NCPA - National Center for Policy Analysis

Sustaining "New Era" Economic Growth

November 15, 1999

On October 28, the U.S. Department of Commerce released revised data on growth in the U.S. economy that show significantly faster growth, more saving and investment, and higher productivity than previously reported. They provide strong support for the idea that the U.S. economy has entered a "new era" of faster growth without inflation.

Speaking the same day the new statistics were released, Federal Reserve Chairman Alan Greenspan said the Internet and computer technology are fundamentally changing the U.S. economy. Their main impact is on providing businesses with better and more accurate information. This has improved delivery times and reduced the number of work hours necessary to produce goods. The result is that the economy is able to produce more with less.
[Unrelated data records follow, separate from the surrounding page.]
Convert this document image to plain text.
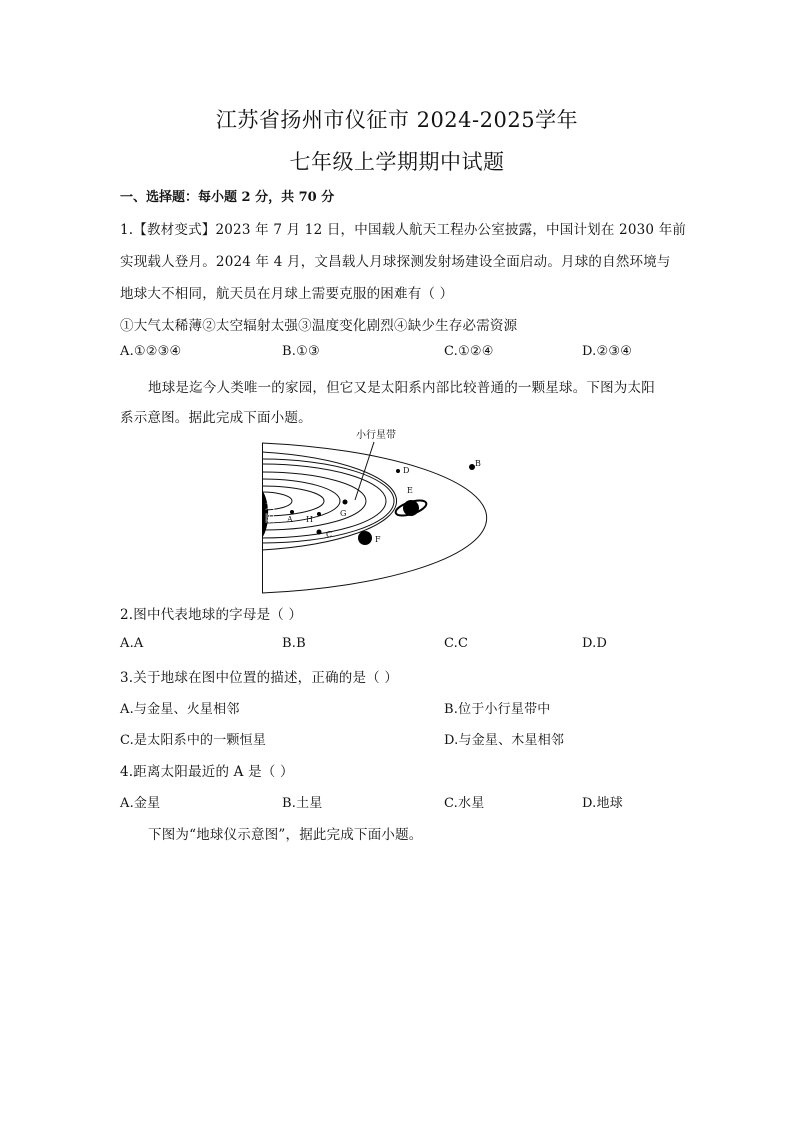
江苏省扬州市仪征市 2024-2025学年
七年级上学期期中试题
一、选择题：每小题 2 分，共 70 分
1.【教材变式】2023 年 7 月 12 日，中国载人航天工程办公室披露，中国计划在 2030 年前
实现载人登月。2024 年 4 月，文昌载人月球探测发射场建设全面启动。月球的自然环境与
地球大不相同，航天员在月球上需要克服的困难有（ ）
①大气太稀薄②太空辐射太强③温度变化剧烈④缺少生存必需资源
A.①②③④	B.①③	C.①②④	D.②③④
地球是迄今人类唯一的家园，但它又是太阳系内部比较普通的一颗星球。下图为太阳
系示意图。据此完成下面小题。
太
阳
小行星带
A H
C
G
D
E
F
B
2.图中代表地球的字母是（ ）
A.A	B.B	C.C	D.D
3.关于地球在图中位置的描述，正确的是（ ）
A.与金星、火星相邻	B.位于小行星带中
C.是太阳系中的一颗恒星	D.与金星、木星相邻
4.距离太阳最近的 A 是（ ）
A.金星	B.土星	C.水星	D.地球
下图为“地球仪示意图”，据此完成下面小题。
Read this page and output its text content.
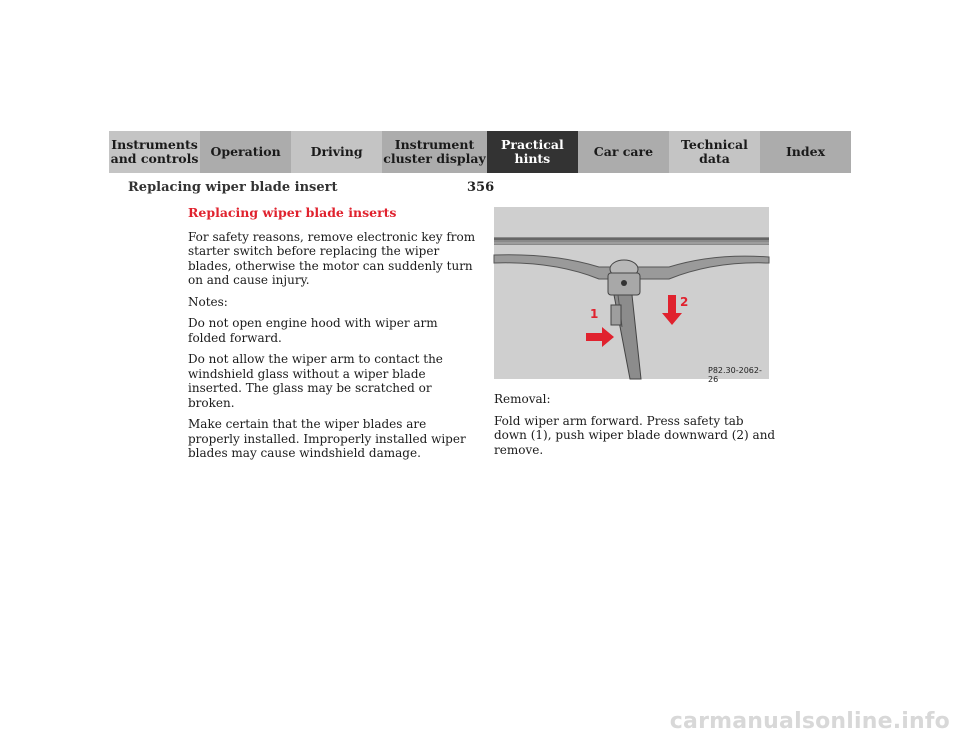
Instruments
and controls Operation	Driving	Instrument
cluster display
Practical hints	Car care	Technical
data	Index
Replacing wiper blade insert	356

Replacing wiper blade inserts

For safety reasons, remove electronic key from starter switch before replacing the wiper blades, otherwise the motor can suddenly turn on and cause injury.

Notes:

Do not open engine hood with wiper arm folded forward.

Do not allow the wiper arm to contact the windshield glass without a wiper blade inserted. The glass may be scratched or broken.

Make certain that the wiper blades are properly installed. Improperly installed wiper blades may cause windshield damage.

1
2
P82.30-2062-26

Removal:

Fold wiper arm forward. Press safety tab down (1), push wiper blade downward (2) and remove.

carmanualsonline.info
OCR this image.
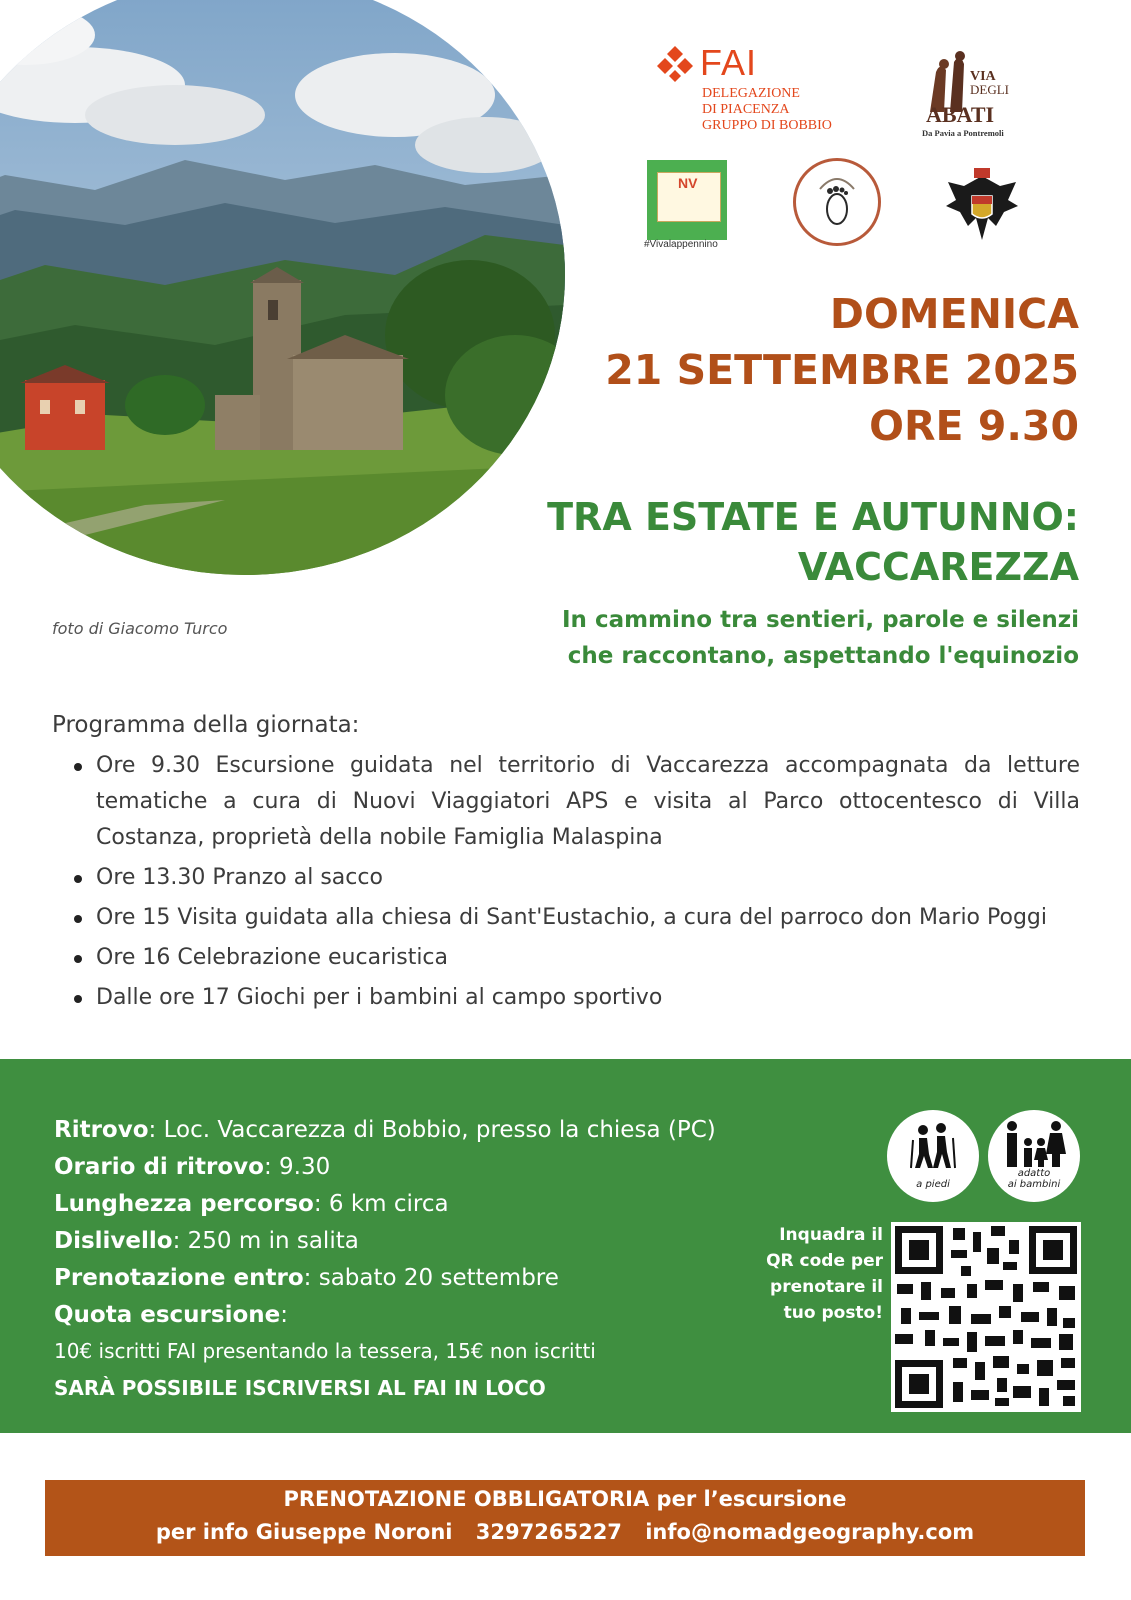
foto di Giacomo Turco
FAI
DELEGAZIONE
DI PIACENZA
GRUPPO DI BOBBIO
VIA
DEGLI
ABATI
Da Pavia a Pontremoli
NV
#Vivalappennino
DOMENICA
21 SETTEMBRE 2025
ORE 9.30
TRA ESTATE E AUTUNNO:
VACCAREZZA
In cammino tra sentieri, parole e silenzi
che raccontano, aspettando l'equinozio
Programma della giornata:
Ore 9.30 Escursione guidata nel territorio di Vaccarezza accompagnata da letture tematiche a cura di Nuovi Viaggiatori APS e visita al Parco ottocentesco di Villa Costanza, proprietà della nobile Famiglia Malaspina
Ore 13.30 Pranzo al sacco
Ore 15 Visita guidata alla chiesa di Sant'Eustachio, a cura del parroco don Mario Poggi
Ore 16 Celebrazione eucaristica
Dalle ore 17 Giochi per i bambini al campo sportivo
Ritrovo: Loc. Vaccarezza di Bobbio, presso la chiesa (PC)
Orario di ritrovo: 9.30
Lunghezza percorso: 6 km circa
Dislivello: 250 m in salita
Prenotazione entro: sabato 20 settembre
Quota escursione:
10€ iscritti FAI presentando la tessera, 15€ non iscritti
SARÀ POSSIBILE ISCRIVERSI AL FAI IN LOCO
a piedi
adatto
ai bambini
Inquadra il
QR code per
prenotare il
tuo posto!
PRENOTAZIONE OBBLIGATORIA per l’escursione
per info Giuseppe Noroni 3297265227 info@nomadgeography.com
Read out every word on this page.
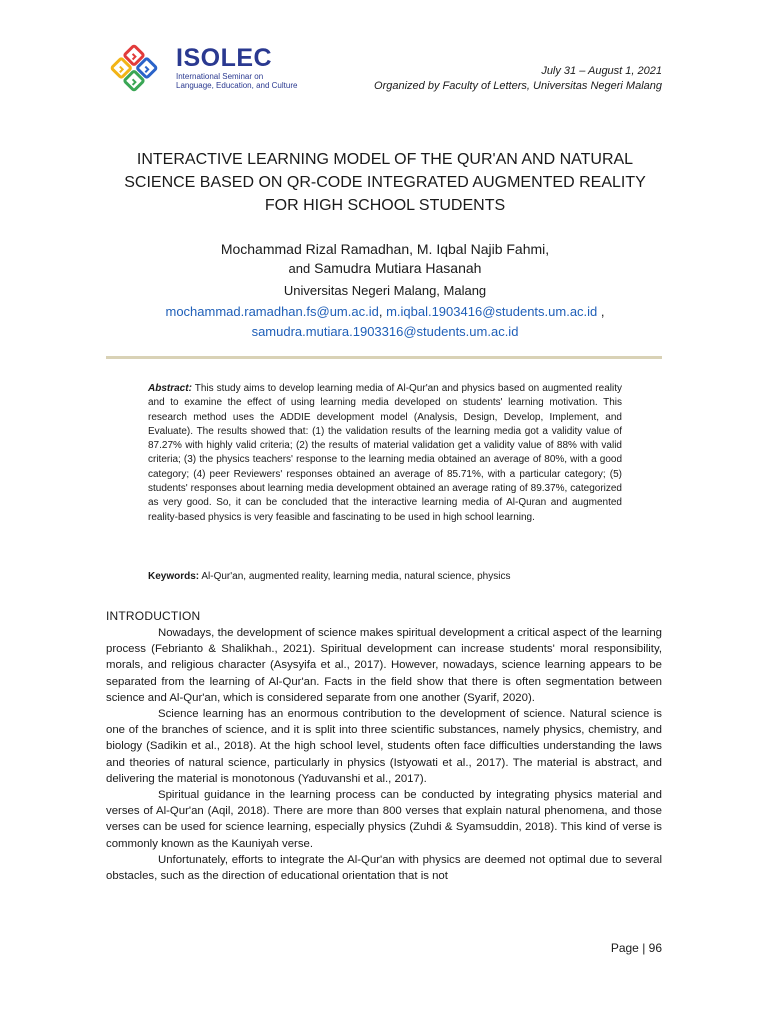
ISOLEC
International Seminar on
Language, Education, and Culture
July 31 – August 1, 2021
Organized by Faculty of Letters, Universitas Negeri Malang
INTERACTIVE LEARNING MODEL OF THE QUR'AN AND NATURAL
SCIENCE BASED ON QR-CODE INTEGRATED AUGMENTED REALITY
FOR HIGH SCHOOL STUDENTS
Mochammad Rizal Ramadhan, M. Iqbal Najib Fahmi,
and Samudra Mutiara Hasanah
Universitas Negeri Malang, Malang
mochammad.ramadhan.fs@um.ac.id, m.iqbal.1903416@students.um.ac.id ,
samudra.mutiara.1903316@students.um.ac.id
Abstract: This study aims to develop learning media of Al-Qur'an and physics based on augmented reality and to examine the effect of using learning media developed on students' learning motivation. This research method uses the ADDIE development model (Analysis, Design, Develop, Implement, and Evaluate). The results showed that: (1) the validation results of the learning media got a validity value of 87.27% with highly valid criteria; (2) the results of material validation get a validity value of 88% with valid criteria; (3) the physics teachers' response to the learning media obtained an average of 80%, with a good category; (4) peer Reviewers' responses obtained an average of 85.71%, with a particular category; (5) students' responses about learning media development obtained an average rating of 89.37%, categorized as very good. So, it can be concluded that the interactive learning media of Al-Quran and augmented reality-based physics is very feasible and fascinating to be used in high school learning.
Keywords: Al-Qur'an, augmented reality, learning media, natural science, physics
INTRODUCTION

Nowadays, the development of science makes spiritual development a critical aspect of the learning process (Febrianto & Shalikhah., 2021). Spiritual development can increase students' moral responsibility, morals, and religious character (Asysyifa et al., 2017). However, nowadays, science learning appears to be separated from the learning of Al-Qur'an. Facts in the field show that there is often segmentation between science and Al-Qur'an, which is considered separate from one another (Syarif, 2020).

Science learning has an enormous contribution to the development of science. Natural science is one of the branches of science, and it is split into three scientific substances, namely physics, chemistry, and biology (Sadikin et al., 2018). At the high school level, students often face difficulties understanding the laws and theories of natural science, particularly in physics (Istyowati et al., 2017). The material is abstract, and delivering the material is monotonous (Yaduvanshi et al., 2017).

Spiritual guidance in the learning process can be conducted by integrating physics material and verses of Al-Qur'an (Aqil, 2018). There are more than 800 verses that explain natural phenomena, and those verses can be used for science learning, especially physics (Zuhdi & Syamsuddin, 2018). This kind of verse is commonly known as the Kauniyah verse.

Unfortunately, efforts to integrate the Al-Qur'an with physics are deemed not optimal due to several obstacles, such as the direction of educational orientation that is not

Page | 96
This creates a "virtuous circle," Mr. Greenspan says. "Such circumstances lead to a very favorable period of strong growth of real output and low inflation."

The question is, How long can this go on? Is this just a temporary trend or the beginning of a long wave of higher growth and productivity?

Economist Brian Wesbury argues strongly that the new era will be with us for some time, with enormous implications for the economy and individual well-being. In "The New Era of Wealth," just published by McGraw-Hill, Wesbury identifies the technology revolution of computers and the Internet, the end of big government, and globalization -- the evolving global single market -- as key factors creating and sustaining the new era.

Also, Wesbury thinks the Federal Reserve has finally gotten monetary policy right. The result is that inflation is dead, which will lead to low interest rates and an end to the boom-and-bust economic cycle.

If Wesbury is correct, those forecasting the Dow Jones Industrial Average at 36,000 may be way too conservative.